Cet alignement sur l’école publique faisait perdre aux écoles privées l’une des principales raisons de leur attrait, à savoir la conviction des parents d’élèves que l’enseignement en langue française donnait plus de chance à leurs enfants. Mais si cette question de la langue d’enseignement est importante, il ne faut pas négliger aussi le fait que certaines écoles fermées au cours des derniers jours l’ont été du fait qu’elles ne disposaient pas de locaux dignes de ce nom.

Il reste que c’est bien sur la question de la langue d’enseignement que ces écoles se sont distinguées vis-à-vis de l’école publique. Apparue au cours des années 90, ces écoles privées dispensaient un enseignement en langue française dans une «illégalité» tolérée, voire même encouragée par les pouvoirs publics. Il ne faut pas oublier que durant cette période, l’école publique, outre les critiques connues sur la mauvaise qualité de l’enseignement qui y est prodigué, était accusée d’être une «fabrique du terrorisme».

Accusation trop facile, relayée au sein même du pouvoir, qui était aussi un substrat idéologique qui a servi de justification à l’émergence de ces écoles privées. Les parents qui ont choisi de placer leurs enfants dans les écoles privées, parce qu’ils en ont les moyens, et les propriétaires des écoles privées semblaient compter sur le fait que l’émergence de ces écoles étaient une tendance qui avait ses soutiens au sein du pouvoir lui-même.

L’arrivée au pouvoir en 1999 de Abdelaziz Bouteflika et son attitude «décomplexée» à l’égard de la langue française les confortaient dans cette conviction. La mise en garde lancée par Bouteflika en avril 2005 sommant les écoles privées de se conformer au programme officiel sous peine de disparition les a surpris. «Il est tout à fait clair que toute institution privée qui ne tient pas compte du fait que l’arabe est la langue nationale et officielle, et qui ne lui accorde pas une priorité absolue, est appelée à disparaître», avait déclaré le président. Le propos du président allait clairement à contre-courant de la politique «d’illégalité autorisée» en cours depuis les années 90 et il heurte de front toutes les stratégies parentales en matière d’enseignement.
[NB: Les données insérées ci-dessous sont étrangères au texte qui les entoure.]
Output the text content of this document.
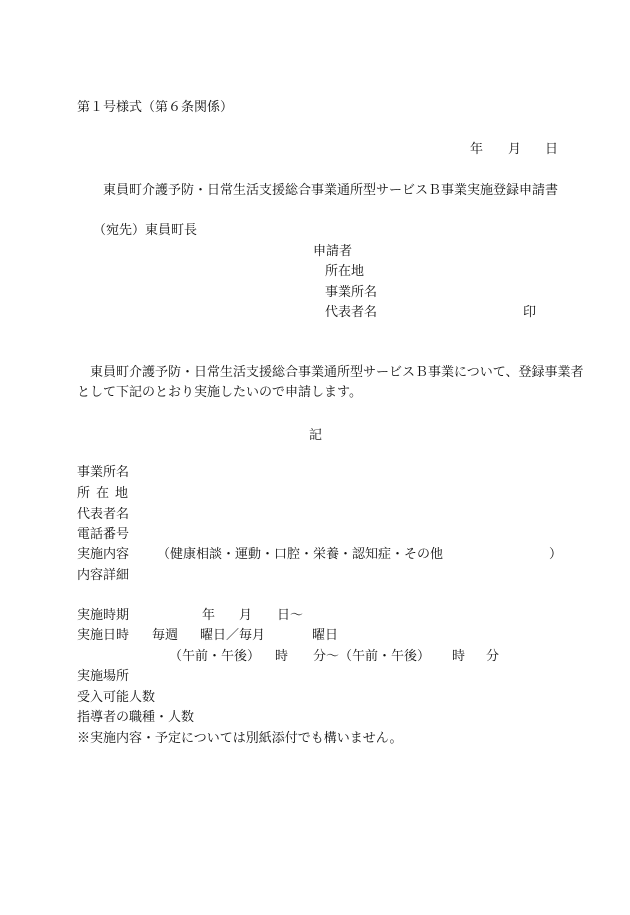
第１号様式（第６条関係）
年 月 日
東員町介護予防・日常生活支援総合事業通所型サービスＢ事業実施登録申請書
（宛先）東員町長
申請者
所在地
事業所名
代表者名	印
東員町介護予防・日常生活支援総合事業通所型サービスＢ事業について、登録事業者
として下記のとおり実施したいので申請します。
記
事業所名
所在地
代表者名
電話番号
実施内容 （健康相談・運動・口腔・栄養・認知症・その他	）
内容詳細
実施時期	年 月 日～
実施日時 毎週 曜日／毎月	曜日
（午前・午後） 時 分～（午前・午後） 時 分
実施場所
受入可能人数
指導者の職種・人数
※実施内容・予定については別紙添付でも構いません。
Les enfants qui ont passé plusieurs années dans les écoles privées se retrouvaient contraints à un retour à un programme d’enseignement commun. Apparemment, les parents escomptaient que l’on tienne compte du fait que cela fait des années qu’ils sont dans une illégalité autorisée ou tolérée et qu’on permettra à leurs enfants d’aller jusqu’au bout. En fermant les écoles au beau milieu de l’année scolaire, les autorités signifient qu’il n’en est plus question. Après l’illégalité autorisée et encouragée, c’est l’heure de la mise au pas.


Fermeture des écoles privées à Tizi-Ouzou

Le bras de fer est engagé

La tension monte d’un cran entre les parents de plus de 2.000 élèves scolarisés des neuf écoles privées que compte la wilaya de Tizi-Ouzou et les autorités locales représentées par le wali.

En effet, tout a débuté mercredi dernier dans l’après-midi, quand des policiers se sont rendus dans ces écoles pour signifier «un arrêté du wali» ordonnant la fermeture immédiate de ces établissements faute d’agrément. Ainsi, un collectif de gérants et gestionnaires de ces écoles, appuyé par les parents d’élèves, s’est constitué en cellule de crise pour «sauver l’avenir de leurs enfants».

Hier matin, à la première heure, le collectif a été reçu par le président de l’APW de Tizi-Ouzou, qui a rassuré les parents et chefs d’établissements de sa disponibilité à tout faire pour que les enfants reprennent le chemin de l’école. Une lettre revendiquant la même chose a été remise au cabinet du wali par les parents qui qualifient d’«arbitraire» la décision «qui trouvera sa genèse dans la tutelle nationale de l’Education».

Du côté des chefs d’établissements, on précise que le motif des agréments est «fallacieux» puisque depuis l’été dernier, leurs écoles ont tenté de se conformer à la nouvelle réglementation. En effet, une commission ad-hoc au niveau de la direction de l’éducation s’est chargée de trier, puis de transmettre les dossiers de demande d’agréments sanctionnées de récépissés. Le tout aurait été transmis au ministère de l’Education vers le 2 septembre 2005, sans qu’aucune réponse ne parvienne aux demandeurs à ce jour.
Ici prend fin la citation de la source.